Après des années de recherche, Galifot a rassemblé les archives personnelles de l’artiste, constituant ainsi le socle d’une exposition dédiée. Son ambition ? Présenter Laguarde comme une photographe majeure de l’avant-guerre, au-delà des catégories genrées, et souligner son rôle de pionnière dans l’art photographique.
Originaire de Biarritz, Laguarde s’installe à Aix-en-Provence avec sa mère veuve après un court séjour à Paris. Issue d’un milieu aisé, elle maîtrise rapidement les arts, notamment la musique, avant de se tourner vers la photographie. À une époque où cette pratique devenait accessible à quiconque pouvait « appuyer sur un bouton », elle dépasse rapidement le stade de l’amateurisme pour explorer les possibilités infinies de ce médium.
Céline Laguarde, Stella, 1904
Une technicienne du pictorialisme
Admise au Photo-Club de Paris, Laguarde trouve un espace propice pour parfaire son art. Elle s’y initie aux procédés pigmentaires, emblématiques de la photographie artistique française : gomme bichromatée, procédé à l’huile, transfert d’huile… Ces techniques confèrent à ses œuvres une texture entre peinture et dessin au fusain.
Ses portraits, souvent inspirés de la littérature ou de l’iconographie des maîtres anciens, révèlent une mélancolie douce.

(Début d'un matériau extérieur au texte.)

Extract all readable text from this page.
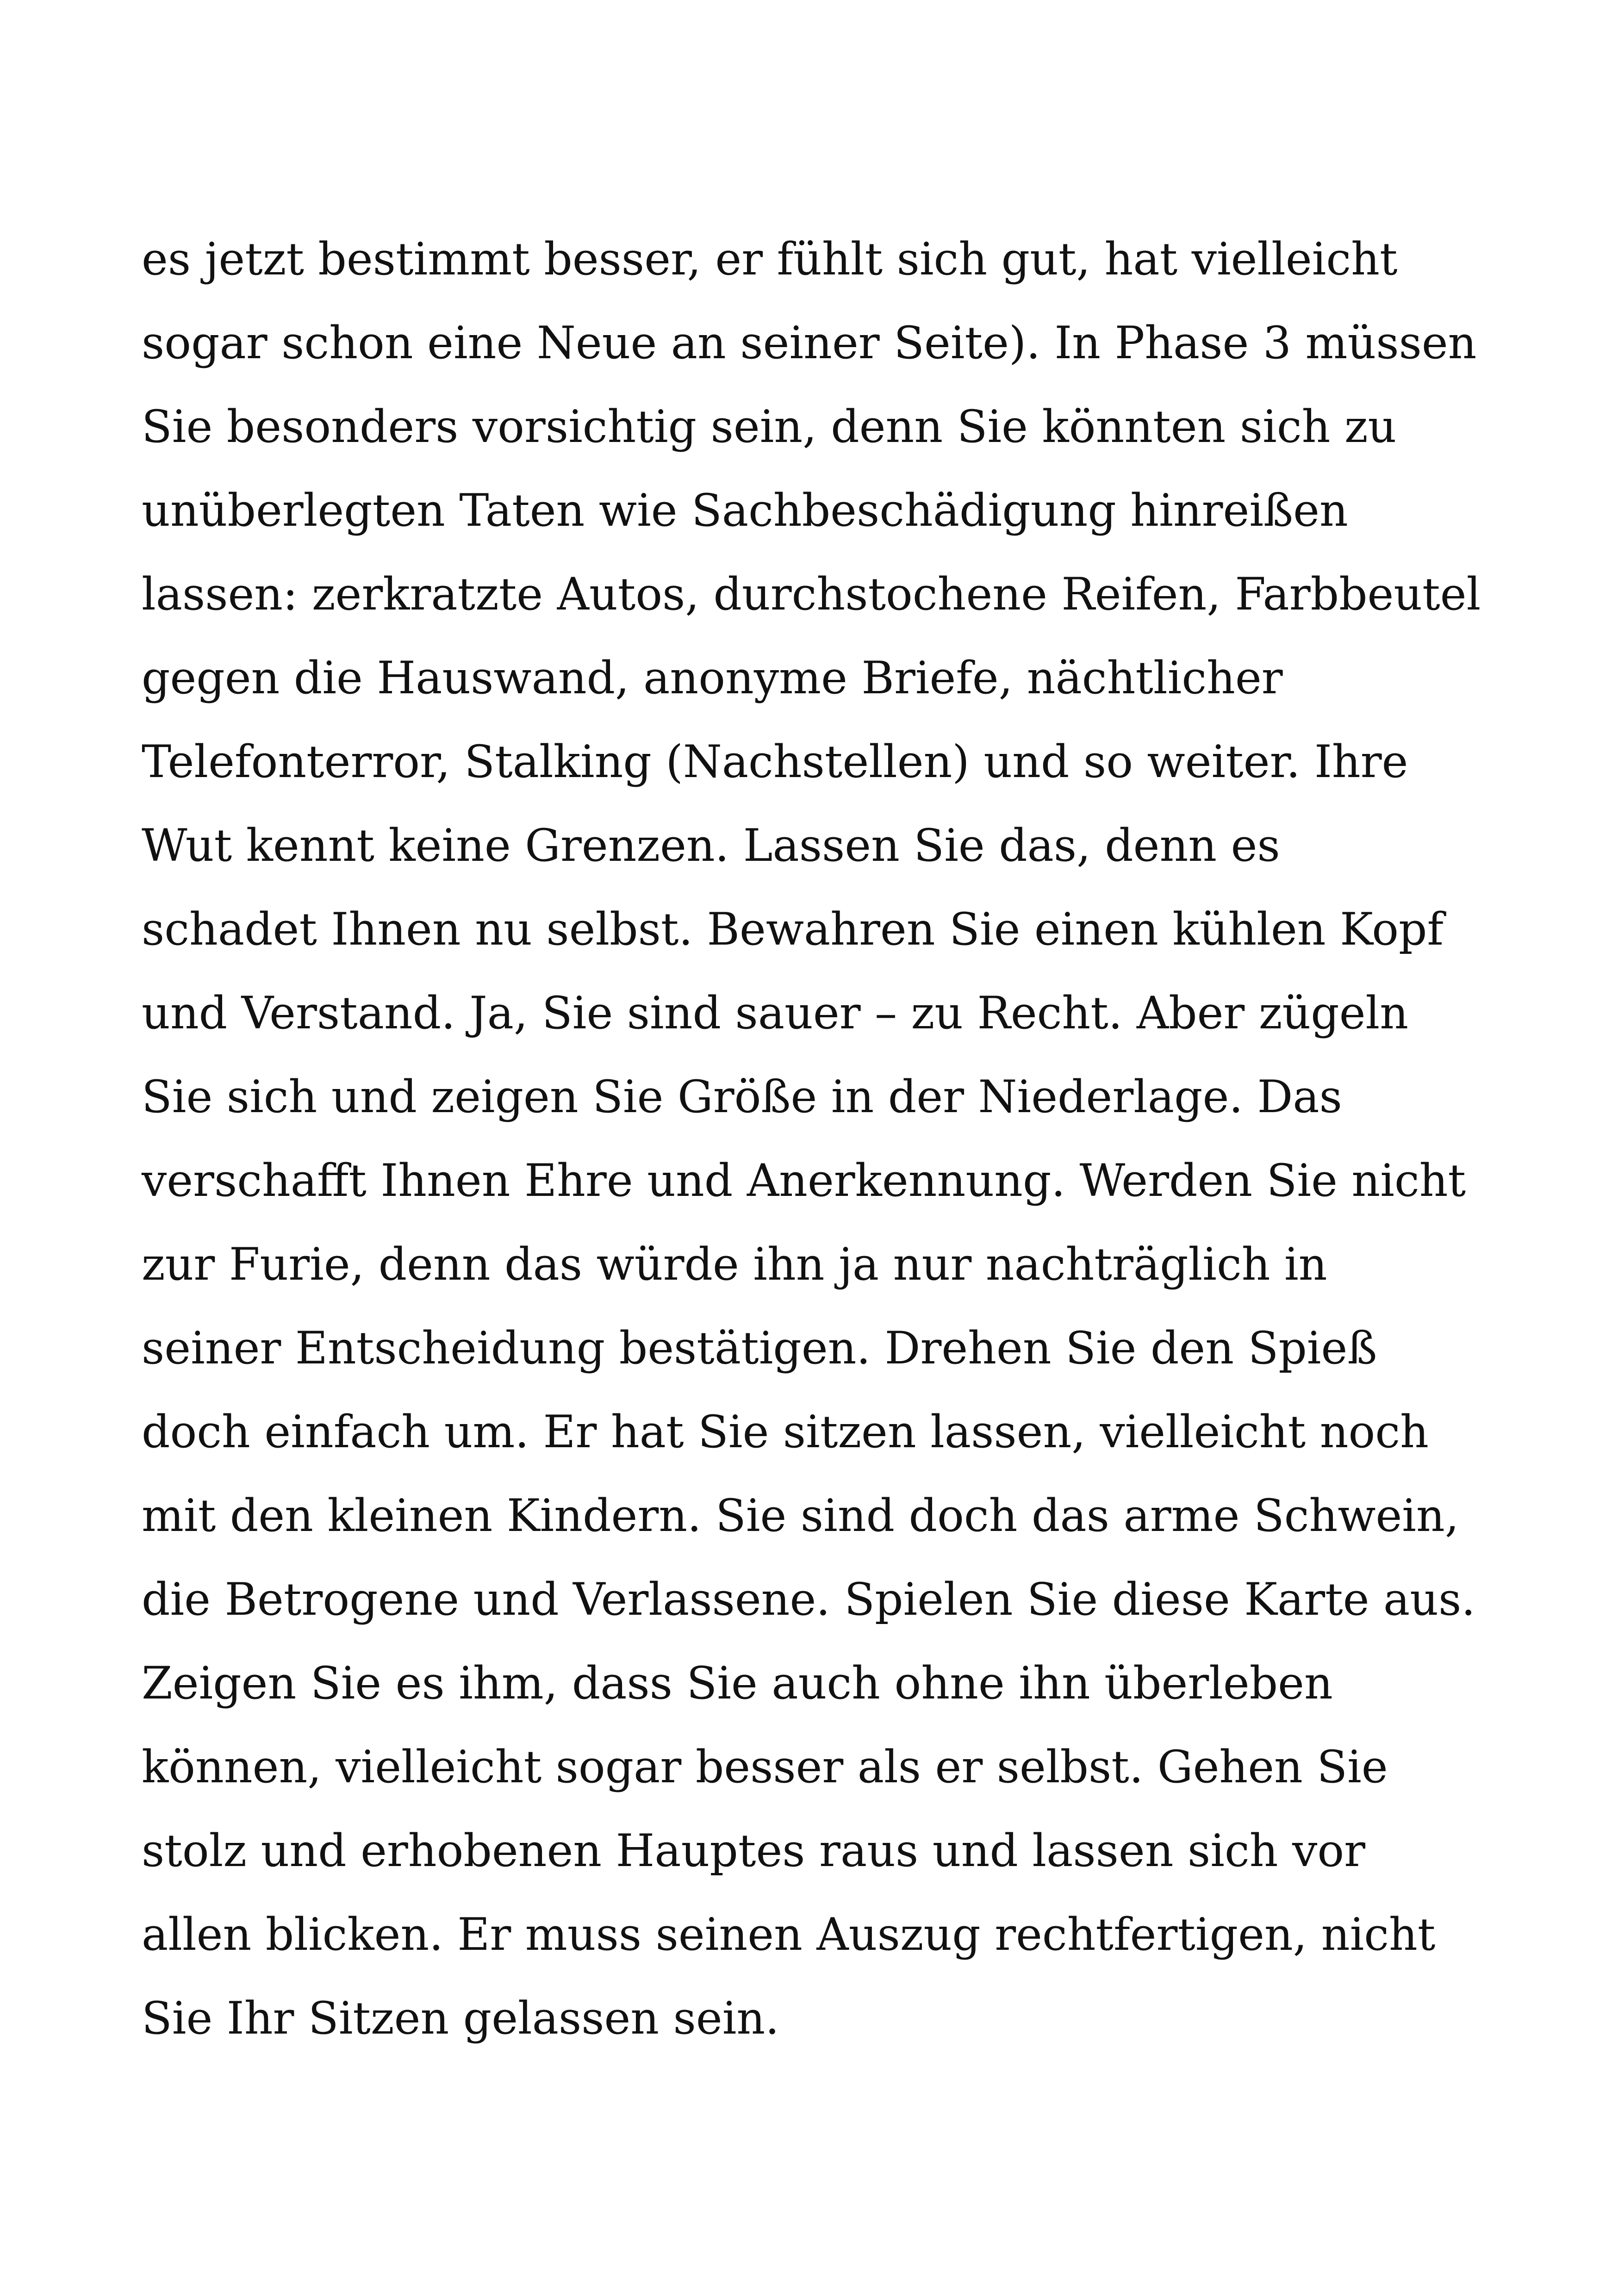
es jetzt bestimmt besser, er fühlt sich gut, hat vielleicht
sogar schon eine Neue an seiner Seite). In Phase 3 müssen
Sie besonders vorsichtig sein, denn Sie könnten sich zu
unüberlegten Taten wie Sachbeschädigung hinreißen
lassen: zerkratzte Autos, durchstochene Reifen, Farbbeutel
gegen die Hauswand, anonyme Briefe, nächtlicher
Telefonterror, Stalking (Nachstellen) und so weiter. Ihre
Wut kennt keine Grenzen. Lassen Sie das, denn es
schadet Ihnen nu selbst. Bewahren Sie einen kühlen Kopf
und Verstand. Ja, Sie sind sauer – zu Recht. Aber zügeln
Sie sich und zeigen Sie Größe in der Niederlage. Das
verschafft Ihnen Ehre und Anerkennung. Werden Sie nicht
zur Furie, denn das würde ihn ja nur nachträglich in
seiner Entscheidung bestätigen. Drehen Sie den Spieß
doch einfach um. Er hat Sie sitzen lassen, vielleicht noch
mit den kleinen Kindern. Sie sind doch das arme Schwein,
die Betrogene und Verlassene. Spielen Sie diese Karte aus.
Zeigen Sie es ihm, dass Sie auch ohne ihn überleben
können, vielleicht sogar besser als er selbst. Gehen Sie
stolz und erhobenen Hauptes raus und lassen sich vor
allen blicken. Er muss seinen Auszug rechtfertigen, nicht
Sie Ihr Sitzen gelassen sein.
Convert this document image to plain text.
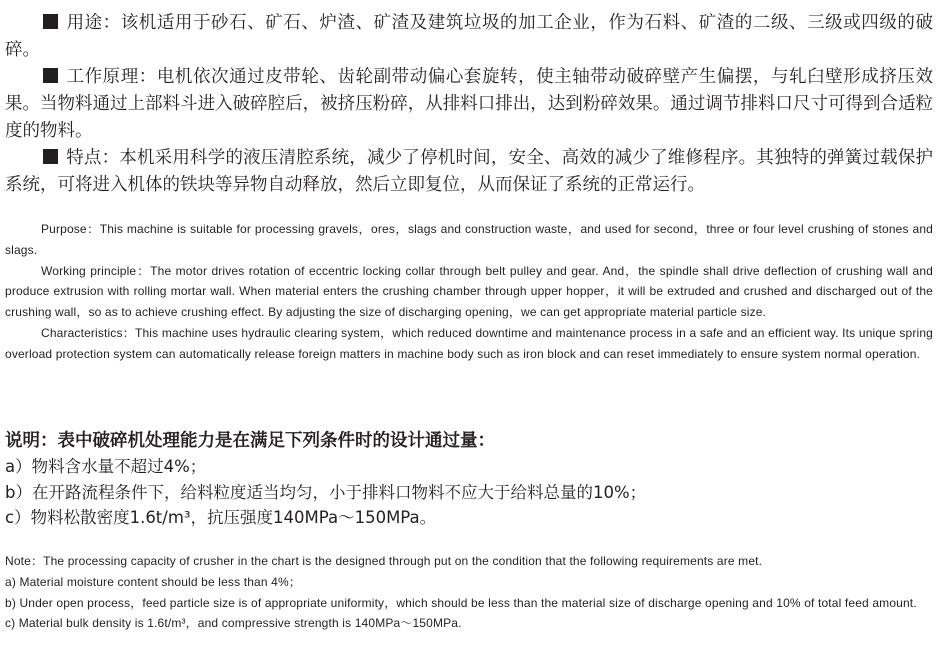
用途：该机适用于砂石、矿石、炉渣、矿渣及建筑垃圾的加工企业，作为石料、矿渣的二级、三级或四级的破碎。

工作原理：电机依次通过皮带轮、齿轮副带动偏心套旋转，使主轴带动破碎壁产生偏摆，与轧臼壁形成挤压效果。当物料通过上部料斗进入破碎腔后，被挤压粉碎，从排料口排出，达到粉碎效果。通过调节排料口尺寸可得到合适粒度的物料。

特点：本机采用科学的液压清腔系统，减少了停机时间，安全、高效的减少了维修程序。其独特的弹簧过载保护系统，可将进入机体的铁块等异物自动释放，然后立即复位，从而保证了系统的正常运行。

Purpose：This machine is suitable for processing gravels，ores，slags and construction waste，and used for second，three or four level crushing of stones and slags.

Working principle：The motor drives rotation of eccentric locking collar through belt pulley and gear. And，the spindle shall drive deflection of crushing wall and produce extrusion with rolling mortar wall. When material enters the crushing chamber through upper hopper，it will be extruded and crushed and discharged out of the crushing wall，so as to achieve crushing effect. By adjusting the size of discharging opening，we can get appropriate material particle size.

Characteristics：This machine uses hydraulic clearing system，which reduced downtime and maintenance process in a safe and an efficient way. Its unique spring overload protection system can automatically release foreign matters in machine body such as iron block and can reset immediately to ensure system normal operation.

说明：表中破碎机处理能力是在满足下列条件时的设计通过量：

a）物料含水量不超过4%；

b）在开路流程条件下，给料粒度适当均匀，小于排料口物料不应大于给料总量的10%；

c）物料松散密度1.6t/m³，抗压强度140MPa～150MPa。

Note：The processing capacity of crusher in the chart is the designed through put on the condition that the following requirements are met.

a) Material moisture content should be less than 4%；

b) Under open process，feed particle size is of appropriate uniformity，which should be less than the material size of discharge opening and 10% of total feed amount.

c) Material bulk density is 1.6t/m³，and compressive strength is 140MPa～150MPa.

Ses modèles féminins, auréolés d’un halo lumineux, semblent suspendus hors du temps. Dans certaines œuvres, comme Nitza (Étude en plein air), les pigments se fondent et dégoulinent subtilement, créant un effet de cendres tombantes qui enrichit la composition.
L’exposition dévoile également ses expérimentations constantes. Chaque portrait ou paysage se décline en multiples versions, explorant variations de cadrage ou d’impression. Cette approche rigoureuse reflète l’héritage de Demachy, dont l’influence sur Laguarde fut déterminante.
Une œuvre au-delà du pictorialisme
Parmi les tirages présentés, une nature morte unique se distingue. Peu prisé des pictorialistes, ce genre rare dans l’œuvre de Laguarde capte des fleurs en pleine décomposition, leurs têtes lourdes tombant délicatement d’un vase en cristal. Une image empreinte de gravité et de beauté, où la lumière souligne l’éphémère.
Le Musée d’Orsay, relativement nouveau dans la mise en valeur de la photographie, consacre ici une place de choix à Laguarde. Avec plus de 130 tirages exposés, l’institution donne à voir l’ampleur de son travail, mais aussi l’impact de ses choix techniques sur l’histoire de la photographie artistique.
Céline Laguarde, Portrait de Mlle de M, 1903
Redécouvrir une artiste injustement éclipsée
Si Laguarde jouit d’une reconnaissance importante de son vivant, son travail tombe dans l’oubli après la Seconde Guerre mondiale. Elle se consacre alors à d’autres formes d’art, comme la microphotographie ou la teinture textile, tout en soutenant les recherches scientifiques de son mari.
Que serait devenue son œuvre si elle avait poursuivi sa carrière artistique ? Aurait-elle adopté les innovations modernes comme les photogrammes ou les solarisations ? Ou aurait-elle continué à perfectionner son esthétique pictorialiste ? Autant de questions laissées ouvertes, mais une certitude demeure : son héritage, bien que tardivement reconnu, mérite amplement cette célébration.